Long before the legend that is George McCoy began publishing his annual guide to the massage parlours of this green and pleasant land, Jack Harris, ‘Pimp-General-of-All-England’, was producing The Harris’s List Of Covent Garden Ladies. Between 1757 and 1795, this list, which detailed the names and specialities of London’s prostitutes, was required reading for any gentleman seeking illicit pleasure. In The Harlot’s Handbook, Halle Rubenhold has compiled some of the list’s finest — and strangest — entries.
Take Miss Godf—y of Upper Newmanstreet, who ‘will take brandy with anyone, or drink and swear, and though but little, will fight a good battle’ (and you thought the ladette was a modern invention). Or Miss Le— of Berwick Street, who is ‘constantly visited by amateurs of birch discipline’ and Miss Nunn of Compton Street, who is ‘a lewd piece of gigantic love (being six full feet high)’ and a renowned biter who is reported to have taken off part of a man’s tongue. Ouch!

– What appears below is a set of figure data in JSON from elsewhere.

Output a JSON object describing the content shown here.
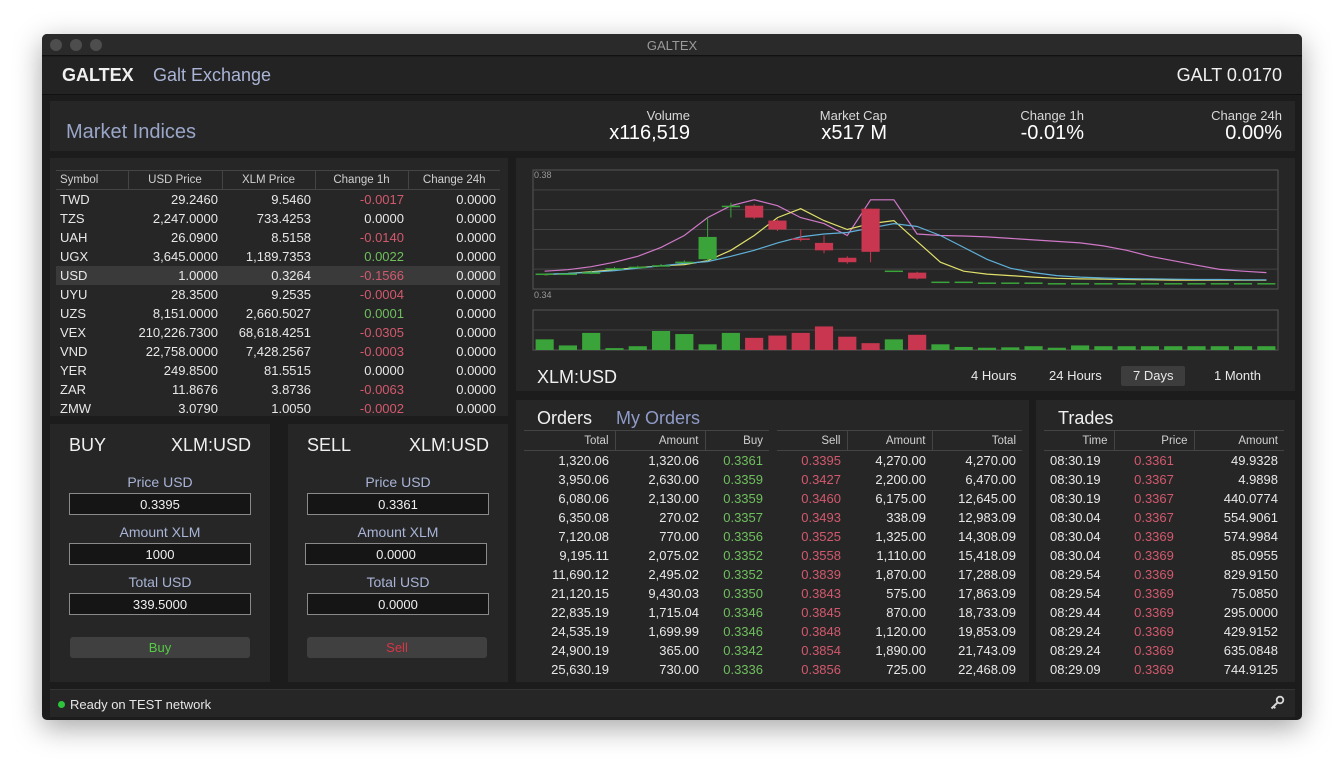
{
  "window": {
    "title": "GALTEX"
  },
  "header": {
    "brand": "GALTEX",
    "subtitle": "Galt Exchange",
    "price": "GALT 0.0170"
  },
  "market": {
    "title": "Market Indices",
    "stats": [
      {
        "label": "Volume",
        "value": "x116,519"
      },
      {
        "label": "Market Cap",
        "value": "x517 M"
      },
      {
        "label": "Change 1h",
        "value": "-0.01%"
      },
      {
        "label": "Change 24h",
        "value": "0.00%"
      }
    ]
  },
  "indices": {
    "headers": [
      "Symbol",
      "USD Price",
      "XLM Price",
      "Change 1h",
      "Change 24h"
    ],
    "selected": "USD",
    "rows": [
      {
        "symbol": "TWD",
        "usd": "29.2460",
        "xlm": "9.5460",
        "ch1h": "-0.0017",
        "ch24h": "0.0000",
        "dir": "down"
      },
      {
        "symbol": "TZS",
        "usd": "2,247.0000",
        "xlm": "733.4253",
        "ch1h": "0.0000",
        "ch24h": "0.0000",
        "dir": "flat"
      },
      {
        "symbol": "UAH",
        "usd": "26.0900",
        "xlm": "8.5158",
        "ch1h": "-0.0140",
        "ch24h": "0.0000",
        "dir": "down"
      },
      {
        "symbol": "UGX",
        "usd": "3,645.0000",
        "xlm": "1,189.7353",
        "ch1h": "0.0022",
        "ch24h": "0.0000",
        "dir": "up"
      },
      {
        "symbol": "USD",
        "usd": "1.0000",
        "xlm": "0.3264",
        "ch1h": "-0.1566",
        "ch24h": "0.0000",
        "dir": "down"
      },
      {
        "symbol": "UYU",
        "usd": "28.3500",
        "xlm": "9.2535",
        "ch1h": "-0.0004",
        "ch24h": "0.0000",
        "dir": "down"
      },
      {
        "symbol": "UZS",
        "usd": "8,151.0000",
        "xlm": "2,660.5027",
        "ch1h": "0.0001",
        "ch24h": "0.0000",
        "dir": "up"
      },
      {
        "symbol": "VEX",
        "usd": "210,226.7300",
        "xlm": "68,618.4251",
        "ch1h": "-0.0305",
        "ch24h": "0.0000",
        "dir": "down"
      },
      {
        "symbol": "VND",
        "usd": "22,758.0000",
        "xlm": "7,428.2567",
        "ch1h": "-0.0003",
        "ch24h": "0.0000",
        "dir": "down"
      },
      {
        "symbol": "YER",
        "usd": "249.8500",
        "xlm": "81.5515",
        "ch1h": "0.0000",
        "ch24h": "0.0000",
        "dir": "flat"
      },
      {
        "symbol": "ZAR",
        "usd": "11.8676",
        "xlm": "3.8736",
        "ch1h": "-0.0063",
        "ch24h": "0.0000",
        "dir": "down"
      },
      {
        "symbol": "ZMW",
        "usd": "3.0790",
        "xlm": "1.0050",
        "ch1h": "-0.0002",
        "ch24h": "0.0000",
        "dir": "down"
      }
    ]
  },
  "chart": {
    "pair": "XLM:USD",
    "ranges": [
      "4 Hours",
      "24 Hours",
      "7 Days",
      "1 Month"
    ],
    "active_range": "7 Days",
    "colors": {
      "up": "#3aa33a",
      "down": "#c8374f",
      "line_pink": "#d078c8",
      "line_yellow": "#e1e06a",
      "line_blue": "#5fb0d8"
    }
  },
  "chart_data": {
    "type": "candlestick",
    "ylim": [
      0.34,
      0.38
    ],
    "y_tick_labels": [
      "0.38",
      "0.34"
    ],
    "candles": [
      {
        "open": 0.3452,
        "close": 0.3452,
        "high": 0.3452,
        "low": 0.3452,
        "volume": 0.28
      },
      {
        "open": 0.3452,
        "close": 0.3452,
        "high": 0.3452,
        "low": 0.3452,
        "volume": 0.12
      },
      {
        "open": 0.3456,
        "close": 0.3456,
        "high": 0.3462,
        "low": 0.345,
        "volume": 0.45
      },
      {
        "open": 0.347,
        "close": 0.347,
        "high": 0.3474,
        "low": 0.3466,
        "volume": 0.05
      },
      {
        "open": 0.3475,
        "close": 0.3475,
        "high": 0.3478,
        "low": 0.3472,
        "volume": 0.1
      },
      {
        "open": 0.348,
        "close": 0.348,
        "high": 0.3484,
        "low": 0.3476,
        "volume": 0.5
      },
      {
        "open": 0.3492,
        "close": 0.3492,
        "high": 0.3496,
        "low": 0.3488,
        "volume": 0.42
      },
      {
        "open": 0.35,
        "close": 0.3575,
        "high": 0.364,
        "low": 0.3495,
        "volume": 0.15
      },
      {
        "open": 0.3675,
        "close": 0.368,
        "high": 0.369,
        "low": 0.364,
        "volume": 0.45
      },
      {
        "open": 0.368,
        "close": 0.364,
        "high": 0.3685,
        "low": 0.3635,
        "volume": 0.32
      },
      {
        "open": 0.363,
        "close": 0.36,
        "high": 0.3635,
        "low": 0.3595,
        "volume": 0.38
      },
      {
        "open": 0.357,
        "close": 0.3565,
        "high": 0.36,
        "low": 0.356,
        "volume": 0.45
      },
      {
        "open": 0.3555,
        "close": 0.353,
        "high": 0.358,
        "low": 0.352,
        "volume": 0.62
      },
      {
        "open": 0.3505,
        "close": 0.349,
        "high": 0.351,
        "low": 0.3485,
        "volume": 0.35
      },
      {
        "open": 0.367,
        "close": 0.3525,
        "high": 0.367,
        "low": 0.349,
        "volume": 0.18
      },
      {
        "open": 0.3462,
        "close": 0.3462,
        "high": 0.3462,
        "low": 0.3462,
        "volume": 0.28
      },
      {
        "open": 0.3455,
        "close": 0.3435,
        "high": 0.3458,
        "low": 0.3432,
        "volume": 0.4
      },
      {
        "open": 0.3425,
        "close": 0.3425,
        "high": 0.3425,
        "low": 0.3425,
        "volume": 0.15
      },
      {
        "open": 0.3425,
        "close": 0.3425,
        "high": 0.3425,
        "low": 0.3425,
        "volume": 0.08
      },
      {
        "open": 0.3422,
        "close": 0.3422,
        "high": 0.3422,
        "low": 0.3422,
        "volume": 0.06
      },
      {
        "open": 0.3422,
        "close": 0.3422,
        "high": 0.3422,
        "low": 0.3422,
        "volume": 0.07
      },
      {
        "open": 0.3422,
        "close": 0.3422,
        "high": 0.3422,
        "low": 0.3422,
        "volume": 0.1
      },
      {
        "open": 0.342,
        "close": 0.342,
        "high": 0.342,
        "low": 0.342,
        "volume": 0.06
      },
      {
        "open": 0.342,
        "close": 0.342,
        "high": 0.342,
        "low": 0.342,
        "volume": 0.12
      },
      {
        "open": 0.342,
        "close": 0.342,
        "high": 0.342,
        "low": 0.342,
        "volume": 0.1
      },
      {
        "open": 0.342,
        "close": 0.342,
        "high": 0.342,
        "low": 0.342,
        "volume": 0.1
      },
      {
        "open": 0.342,
        "close": 0.342,
        "high": 0.342,
        "low": 0.342,
        "volume": 0.1
      },
      {
        "open": 0.342,
        "close": 0.342,
        "high": 0.342,
        "low": 0.342,
        "volume": 0.1
      },
      {
        "open": 0.342,
        "close": 0.342,
        "high": 0.342,
        "low": 0.342,
        "volume": 0.1
      },
      {
        "open": 0.342,
        "close": 0.342,
        "high": 0.342,
        "low": 0.342,
        "volume": 0.1
      },
      {
        "open": 0.342,
        "close": 0.342,
        "high": 0.342,
        "low": 0.342,
        "volume": 0.1
      },
      {
        "open": 0.342,
        "close": 0.342,
        "high": 0.342,
        "low": 0.342,
        "volume": 0.1
      }
    ],
    "lines": [
      {
        "color": "#d078c8",
        "values": [
          0.346,
          0.3465,
          0.3475,
          0.349,
          0.351,
          0.354,
          0.358,
          0.364,
          0.368,
          0.37,
          0.368,
          0.364,
          0.362,
          0.358,
          0.37,
          0.37,
          0.3585,
          0.358,
          0.3578,
          0.3575,
          0.357,
          0.3565,
          0.356,
          0.3555,
          0.3545,
          0.353,
          0.351,
          0.3495,
          0.348,
          0.3466,
          0.346,
          0.3455
        ]
      },
      {
        "color": "#e1e06a",
        "values": [
          0.3448,
          0.3452,
          0.3458,
          0.3465,
          0.3472,
          0.3478,
          0.3482,
          0.3495,
          0.353,
          0.358,
          0.364,
          0.367,
          0.363,
          0.36,
          0.362,
          0.363,
          0.356,
          0.349,
          0.346,
          0.345,
          0.3445,
          0.344,
          0.3436,
          0.3434,
          0.3433,
          0.3432,
          0.3431,
          0.343,
          0.343,
          0.343,
          0.343,
          0.343
        ]
      },
      {
        "color": "#5fb0d8",
        "values": [
          0.345,
          0.3452,
          0.3456,
          0.3462,
          0.347,
          0.3478,
          0.3486,
          0.3492,
          0.351,
          0.353,
          0.3555,
          0.3575,
          0.3585,
          0.359,
          0.3605,
          0.362,
          0.361,
          0.358,
          0.354,
          0.35,
          0.347,
          0.3455,
          0.3445,
          0.344,
          0.3437,
          0.3435,
          0.3434,
          0.3433,
          0.3432,
          0.3432,
          0.3431,
          0.3431
        ]
      }
    ]
  },
  "buy": {
    "side": "BUY",
    "pair": "XLM:USD",
    "price_label": "Price USD",
    "price": "0.3395",
    "amount_label": "Amount XLM",
    "amount": "1000",
    "total_label": "Total USD",
    "total": "339.5000",
    "button": "Buy"
  },
  "sell": {
    "side": "SELL",
    "pair": "XLM:USD",
    "price_label": "Price USD",
    "price": "0.3361",
    "amount_label": "Amount XLM",
    "amount": "0.0000",
    "total_label": "Total USD",
    "total": "0.0000",
    "button": "Sell"
  },
  "orders": {
    "title": "Orders",
    "my_orders_tab": "My Orders",
    "buy_headers": [
      "Total",
      "Amount",
      "Buy"
    ],
    "sell_headers": [
      "Sell",
      "Amount",
      "Total"
    ],
    "bids": [
      {
        "total": "1,320.06",
        "amount": "1,320.06",
        "price": "0.3361"
      },
      {
        "total": "3,950.06",
        "amount": "2,630.00",
        "price": "0.3359"
      },
      {
        "total": "6,080.06",
        "amount": "2,130.00",
        "price": "0.3359"
      },
      {
        "total": "6,350.08",
        "amount": "270.02",
        "price": "0.3357"
      },
      {
        "total": "7,120.08",
        "amount": "770.00",
        "price": "0.3356"
      },
      {
        "total": "9,195.11",
        "amount": "2,075.02",
        "price": "0.3352"
      },
      {
        "total": "11,690.12",
        "amount": "2,495.02",
        "price": "0.3352"
      },
      {
        "total": "21,120.15",
        "amount": "9,430.03",
        "price": "0.3350"
      },
      {
        "total": "22,835.19",
        "amount": "1,715.04",
        "price": "0.3346"
      },
      {
        "total": "24,535.19",
        "amount": "1,699.99",
        "price": "0.3346"
      },
      {
        "total": "24,900.19",
        "amount": "365.00",
        "price": "0.3342"
      },
      {
        "total": "25,630.19",
        "amount": "730.00",
        "price": "0.3336"
      }
    ],
    "asks": [
      {
        "price": "0.3395",
        "amount": "4,270.00",
        "total": "4,270.00"
      },
      {
        "price": "0.3427",
        "amount": "2,200.00",
        "total": "6,470.00"
      },
      {
        "price": "0.3460",
        "amount": "6,175.00",
        "total": "12,645.00"
      },
      {
        "price": "0.3493",
        "amount": "338.09",
        "total": "12,983.09"
      },
      {
        "price": "0.3525",
        "amount": "1,325.00",
        "total": "14,308.09"
      },
      {
        "price": "0.3558",
        "amount": "1,110.00",
        "total": "15,418.09"
      },
      {
        "price": "0.3839",
        "amount": "1,870.00",
        "total": "17,288.09"
      },
      {
        "price": "0.3843",
        "amount": "575.00",
        "total": "17,863.09"
      },
      {
        "price": "0.3845",
        "amount": "870.00",
        "total": "18,733.09"
      },
      {
        "price": "0.3848",
        "amount": "1,120.00",
        "total": "19,853.09"
      },
      {
        "price": "0.3854",
        "amount": "1,890.00",
        "total": "21,743.09"
      },
      {
        "price": "0.3856",
        "amount": "725.00",
        "total": "22,468.09"
      }
    ]
  },
  "trades": {
    "title": "Trades",
    "headers": [
      "Time",
      "Price",
      "Amount"
    ],
    "rows": [
      {
        "time": "08:30.19",
        "price": "0.3361",
        "amount": "49.9328"
      },
      {
        "time": "08:30.19",
        "price": "0.3367",
        "amount": "4.9898"
      },
      {
        "time": "08:30.19",
        "price": "0.3367",
        "amount": "440.0774"
      },
      {
        "time": "08:30.04",
        "price": "0.3367",
        "amount": "554.9061"
      },
      {
        "time": "08:30.04",
        "price": "0.3369",
        "amount": "574.9984"
      },
      {
        "time": "08:30.04",
        "price": "0.3369",
        "amount": "85.0955"
      },
      {
        "time": "08:29.54",
        "price": "0.3369",
        "amount": "829.9150"
      },
      {
        "time": "08:29.54",
        "price": "0.3369",
        "amount": "75.0850"
      },
      {
        "time": "08:29.44",
        "price": "0.3369",
        "amount": "295.0000"
      },
      {
        "time": "08:29.24",
        "price": "0.3369",
        "amount": "429.9152"
      },
      {
        "time": "08:29.24",
        "price": "0.3369",
        "amount": "635.0848"
      },
      {
        "time": "08:29.09",
        "price": "0.3369",
        "amount": "744.9125"
      }
    ]
  },
  "status": {
    "text": "Ready on TEST network",
    "dot_color": "#2dc53c",
    "icon": "key-icon"
  }
}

Harris also warns against those women who are likely to dispense a dose of the clap or have less than perfect hygiene. Of Bet Ellis of Chandos Street, for instance, he says, ‘Neither her teeth nor her legs are good, and by being redhaired she emits an unsavoury effluvia’ — a theory my Titian companion Ms Allerhand may wish to take issue with! It’s all fascinating stuff and far more entertaining than the words ‘busty model’ scrawled on a card in a phone box.